The Schofield Equation's Legacy in Nutrition Science

Despite its limitations, the Schofield equation was a monumental step forward in nutritional science. It provided a robust, standardized method for estimating energy needs based on demographic factors, influencing global health policies and dietary recommendations for years. Its age-stratified approach was a significant improvement over previous formulas, offering better accuracy for specific life stages. While more refined methods and newer equations exist today, particularly for clinical applications and specific populations, the Schofield equation remains a historically significant and widely recognized tool. Its continued use by international bodies like the WHO for broad nutritional assessments speaks to its enduring legacy and reliability.

Conclusion

The Schofield equation was developed by Dr. William Schofield in 1985 and was a landmark achievement in nutritional science, establishing a global standard for estimating basal metabolic rate. It provided a series of age- and gender-specific formulas based on a comprehensive review of prior metabolic research. While its accuracy has been refined over time with newer equations, its influence on public health, dietary guidelines, and clinical nutrition remains substantial. The equation's legacy is one of foundational work, standardizing how energy requirements are calculated across different populations worldwide. For detailed context, the WHO Technical Report Series 724 provides extensive background on the adoption of the Schofield equations by the World Health Organization.

Frequently Asked Questions

William Schofield was the researcher who developed the Schofield equations for estimating basal metabolic rate (BMR). He published his comprehensive review of metabolic data and the resulting formulas in 1985, which subsequently became the basis for international standards set by the FAO and WHO.

The primary purpose of the Schofield equation is to estimate an individual's Basal Metabolic Rate (BMR), which represents the energy (calories) required by the body at rest to maintain vital functions. This estimate is then used to calculate total daily energy expenditure (TEE) for nutritional planning.

Yes, the Schofield equation is still used today, particularly by international health organizations like the World Health Organization (WHO) for population-level nutrition assessments. However, in clinical settings, other equations like the Mifflin-St Jeor formula are often preferred for their updated accuracy, especially for specific populations.

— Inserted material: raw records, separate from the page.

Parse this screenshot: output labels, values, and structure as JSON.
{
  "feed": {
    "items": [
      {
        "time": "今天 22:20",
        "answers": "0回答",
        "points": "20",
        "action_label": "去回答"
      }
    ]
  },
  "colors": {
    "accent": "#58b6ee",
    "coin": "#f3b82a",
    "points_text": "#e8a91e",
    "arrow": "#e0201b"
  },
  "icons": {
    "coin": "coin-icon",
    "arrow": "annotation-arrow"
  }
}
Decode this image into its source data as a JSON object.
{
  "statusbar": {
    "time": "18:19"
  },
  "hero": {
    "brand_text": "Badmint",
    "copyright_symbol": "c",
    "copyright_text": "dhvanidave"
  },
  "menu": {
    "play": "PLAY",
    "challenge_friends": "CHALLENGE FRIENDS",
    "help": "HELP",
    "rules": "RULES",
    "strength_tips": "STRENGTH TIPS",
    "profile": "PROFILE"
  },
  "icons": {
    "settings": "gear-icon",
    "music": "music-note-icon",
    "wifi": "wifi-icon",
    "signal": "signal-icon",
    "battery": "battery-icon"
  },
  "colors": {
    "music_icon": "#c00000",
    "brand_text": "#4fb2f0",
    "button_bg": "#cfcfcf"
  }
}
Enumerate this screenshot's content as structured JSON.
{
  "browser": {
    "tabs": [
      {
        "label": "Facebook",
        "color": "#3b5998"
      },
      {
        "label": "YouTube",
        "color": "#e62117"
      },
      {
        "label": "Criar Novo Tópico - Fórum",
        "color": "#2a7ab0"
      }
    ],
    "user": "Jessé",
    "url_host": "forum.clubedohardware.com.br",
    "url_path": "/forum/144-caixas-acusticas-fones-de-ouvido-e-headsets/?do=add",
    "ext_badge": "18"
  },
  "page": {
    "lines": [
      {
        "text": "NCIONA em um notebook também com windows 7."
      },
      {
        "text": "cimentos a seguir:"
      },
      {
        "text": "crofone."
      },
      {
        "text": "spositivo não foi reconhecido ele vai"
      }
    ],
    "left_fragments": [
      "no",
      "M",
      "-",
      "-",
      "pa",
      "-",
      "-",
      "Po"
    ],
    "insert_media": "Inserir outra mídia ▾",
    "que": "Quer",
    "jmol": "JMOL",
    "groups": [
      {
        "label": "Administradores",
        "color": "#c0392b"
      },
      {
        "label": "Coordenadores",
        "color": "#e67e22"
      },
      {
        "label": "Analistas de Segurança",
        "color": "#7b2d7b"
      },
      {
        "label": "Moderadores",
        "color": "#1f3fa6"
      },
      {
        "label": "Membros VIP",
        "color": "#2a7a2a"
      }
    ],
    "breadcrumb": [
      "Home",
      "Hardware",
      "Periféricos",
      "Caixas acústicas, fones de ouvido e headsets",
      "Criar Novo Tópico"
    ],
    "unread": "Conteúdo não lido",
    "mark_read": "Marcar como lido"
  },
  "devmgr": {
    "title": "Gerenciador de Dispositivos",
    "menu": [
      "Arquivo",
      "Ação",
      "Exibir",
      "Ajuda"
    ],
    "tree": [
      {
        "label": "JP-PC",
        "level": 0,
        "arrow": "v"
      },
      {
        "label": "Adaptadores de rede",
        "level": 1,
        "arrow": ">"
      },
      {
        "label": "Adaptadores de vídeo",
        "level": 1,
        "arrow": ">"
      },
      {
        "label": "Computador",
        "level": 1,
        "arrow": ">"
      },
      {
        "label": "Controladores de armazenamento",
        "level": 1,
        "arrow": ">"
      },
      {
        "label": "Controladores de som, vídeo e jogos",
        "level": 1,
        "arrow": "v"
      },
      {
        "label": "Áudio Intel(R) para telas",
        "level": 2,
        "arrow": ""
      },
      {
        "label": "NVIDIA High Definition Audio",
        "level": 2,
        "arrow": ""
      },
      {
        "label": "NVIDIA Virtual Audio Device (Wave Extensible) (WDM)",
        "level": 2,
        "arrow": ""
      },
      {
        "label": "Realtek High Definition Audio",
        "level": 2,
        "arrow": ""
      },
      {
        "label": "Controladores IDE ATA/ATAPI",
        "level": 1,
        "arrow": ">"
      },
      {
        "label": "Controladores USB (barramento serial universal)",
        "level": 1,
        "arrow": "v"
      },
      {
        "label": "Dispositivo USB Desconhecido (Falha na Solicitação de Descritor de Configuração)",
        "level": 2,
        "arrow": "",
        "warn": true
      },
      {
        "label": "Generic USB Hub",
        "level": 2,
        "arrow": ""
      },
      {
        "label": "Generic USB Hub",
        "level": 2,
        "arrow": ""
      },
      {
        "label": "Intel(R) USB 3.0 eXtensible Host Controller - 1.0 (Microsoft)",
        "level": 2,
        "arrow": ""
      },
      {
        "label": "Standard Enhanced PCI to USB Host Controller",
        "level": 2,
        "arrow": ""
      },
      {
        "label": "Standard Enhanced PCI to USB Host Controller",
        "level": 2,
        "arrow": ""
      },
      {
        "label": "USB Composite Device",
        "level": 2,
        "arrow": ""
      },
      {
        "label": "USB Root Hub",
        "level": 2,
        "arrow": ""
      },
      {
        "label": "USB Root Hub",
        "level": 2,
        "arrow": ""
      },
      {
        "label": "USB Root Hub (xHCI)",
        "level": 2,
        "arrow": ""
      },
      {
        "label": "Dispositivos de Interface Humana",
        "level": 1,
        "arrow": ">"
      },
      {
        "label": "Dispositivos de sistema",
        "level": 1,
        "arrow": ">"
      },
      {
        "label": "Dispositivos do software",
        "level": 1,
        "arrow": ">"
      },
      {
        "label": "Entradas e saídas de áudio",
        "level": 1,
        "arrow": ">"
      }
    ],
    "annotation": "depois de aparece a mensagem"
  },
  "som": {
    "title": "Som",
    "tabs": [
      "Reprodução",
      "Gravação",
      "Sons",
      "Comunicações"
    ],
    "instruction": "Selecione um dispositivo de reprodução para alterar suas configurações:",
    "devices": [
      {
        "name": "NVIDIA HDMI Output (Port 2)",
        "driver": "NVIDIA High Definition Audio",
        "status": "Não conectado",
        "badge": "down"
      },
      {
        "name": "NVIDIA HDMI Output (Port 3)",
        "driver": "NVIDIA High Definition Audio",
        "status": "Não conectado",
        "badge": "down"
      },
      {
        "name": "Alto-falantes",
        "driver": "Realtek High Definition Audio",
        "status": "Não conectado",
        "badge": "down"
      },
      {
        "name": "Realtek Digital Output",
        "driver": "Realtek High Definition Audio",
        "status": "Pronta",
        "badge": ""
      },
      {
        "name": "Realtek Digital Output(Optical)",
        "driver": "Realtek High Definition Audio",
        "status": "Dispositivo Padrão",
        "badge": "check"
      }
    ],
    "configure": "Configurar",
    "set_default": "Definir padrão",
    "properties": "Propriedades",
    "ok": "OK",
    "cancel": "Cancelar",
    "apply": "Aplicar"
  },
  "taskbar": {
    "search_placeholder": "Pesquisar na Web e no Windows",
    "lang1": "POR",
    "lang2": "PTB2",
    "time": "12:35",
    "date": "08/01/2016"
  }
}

No, one of the key features of the Schofield equation is that it does not require height as a variable. It estimates BMR based solely on age, gender, and weight in kilograms.

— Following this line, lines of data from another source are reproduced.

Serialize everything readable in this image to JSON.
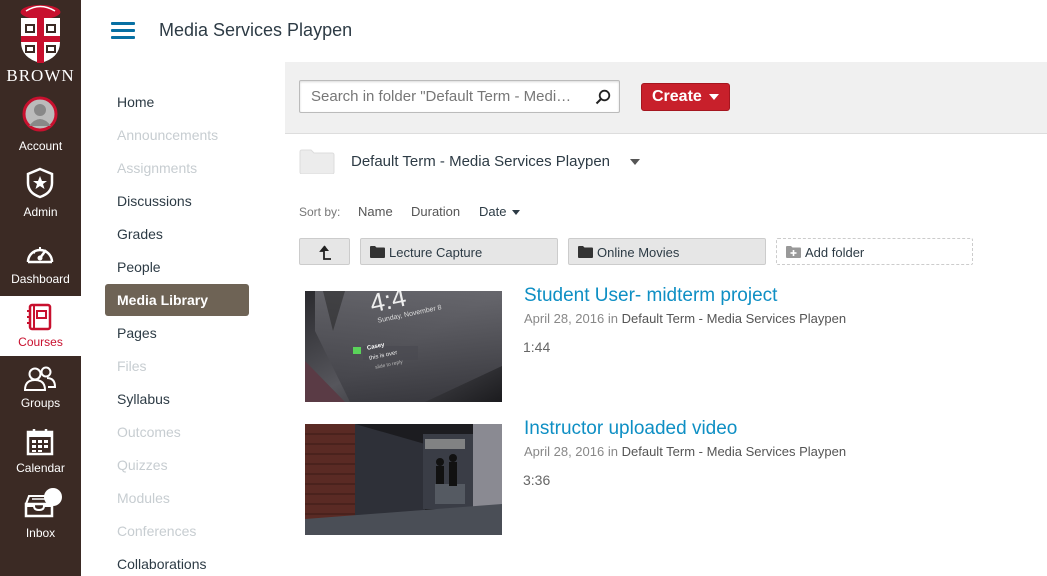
{
  "brand": {
    "wordmark": "BROWN"
  },
  "global_nav": [
    {
      "key": "account",
      "label": "Account",
      "icon": "account-avatar-icon"
    },
    {
      "key": "admin",
      "label": "Admin",
      "icon": "shield-star-icon"
    },
    {
      "key": "dashboard",
      "label": "Dashboard",
      "icon": "speedometer-icon"
    },
    {
      "key": "courses",
      "label": "Courses",
      "icon": "book-icon",
      "active": true
    },
    {
      "key": "groups",
      "label": "Groups",
      "icon": "users-icon"
    },
    {
      "key": "calendar",
      "label": "Calendar",
      "icon": "calendar-icon"
    },
    {
      "key": "inbox",
      "label": "Inbox",
      "icon": "inbox-icon"
    }
  ],
  "header": {
    "course_title": "Media Services Playpen"
  },
  "course_nav": [
    {
      "label": "Home",
      "state": "enabled"
    },
    {
      "label": "Announcements",
      "state": "disabled"
    },
    {
      "label": "Assignments",
      "state": "disabled"
    },
    {
      "label": "Discussions",
      "state": "enabled"
    },
    {
      "label": "Grades",
      "state": "enabled"
    },
    {
      "label": "People",
      "state": "enabled"
    },
    {
      "label": "Media Library",
      "state": "active"
    },
    {
      "label": "Pages",
      "state": "enabled"
    },
    {
      "label": "Files",
      "state": "disabled"
    },
    {
      "label": "Syllabus",
      "state": "enabled"
    },
    {
      "label": "Outcomes",
      "state": "disabled"
    },
    {
      "label": "Quizzes",
      "state": "disabled"
    },
    {
      "label": "Modules",
      "state": "disabled"
    },
    {
      "label": "Conferences",
      "state": "disabled"
    },
    {
      "label": "Collaborations",
      "state": "enabled"
    }
  ],
  "toolbar": {
    "search_placeholder": "Search in folder \"Default Term - Medi…",
    "create_label": "Create"
  },
  "folder": {
    "name": "Default Term - Media Services Playpen"
  },
  "sort": {
    "label": "Sort by:",
    "name": "Name",
    "duration": "Duration",
    "date": "Date"
  },
  "folder_buttons": {
    "lecture_capture": "Lecture Capture",
    "online_movies": "Online Movies",
    "add_folder": "Add folder"
  },
  "media": [
    {
      "title": "Student User- midterm project",
      "date": "April 28, 2016",
      "in_word": "in",
      "location": "Default Term - Media Services Playpen",
      "duration": "1:44",
      "thumb_text": {
        "time": "4:4",
        "date": "Sunday, November 8",
        "name": "Casey",
        "msg1": "this is over",
        "msg2": "slide to reply"
      }
    },
    {
      "title": "Instructor uploaded video",
      "date": "April 28, 2016",
      "in_word": "in",
      "location": "Default Term - Media Services Playpen",
      "duration": "3:36"
    }
  ],
  "colors": {
    "nav_bg": "#3b2a24",
    "active_red": "#c8102e",
    "link_blue": "#0e8fc4",
    "active_course_item": "#6e6355",
    "create_red": "#c8202b"
  }
}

The Schofield equation was developed using a large, globally diverse dataset, but it is known to have some limitations. Research has shown it can sometimes overestimate metabolic rates in certain ethnic groups, and its accuracy is less reliable for specific populations, like critically ill or highly athletic individuals.

To calculate TEE, you first use the Schofield formula to find the BMR. Then, you multiply the estimated BMR by an activity factor (PAL) that corresponds to the individual's physical activity level. Different PAL values exist for sedentary, moderately active, and very active lifestyles.

The Schofield equation is more modern (1985) and uses age- and gender-specific formulas based on a larger, more diverse population study, including infants and older adults. The Harris-Benedict equation (1919) was based on a smaller study of predominantly healthy, young, white adults and is known to be less accurate for modern populations, especially in clinical practice.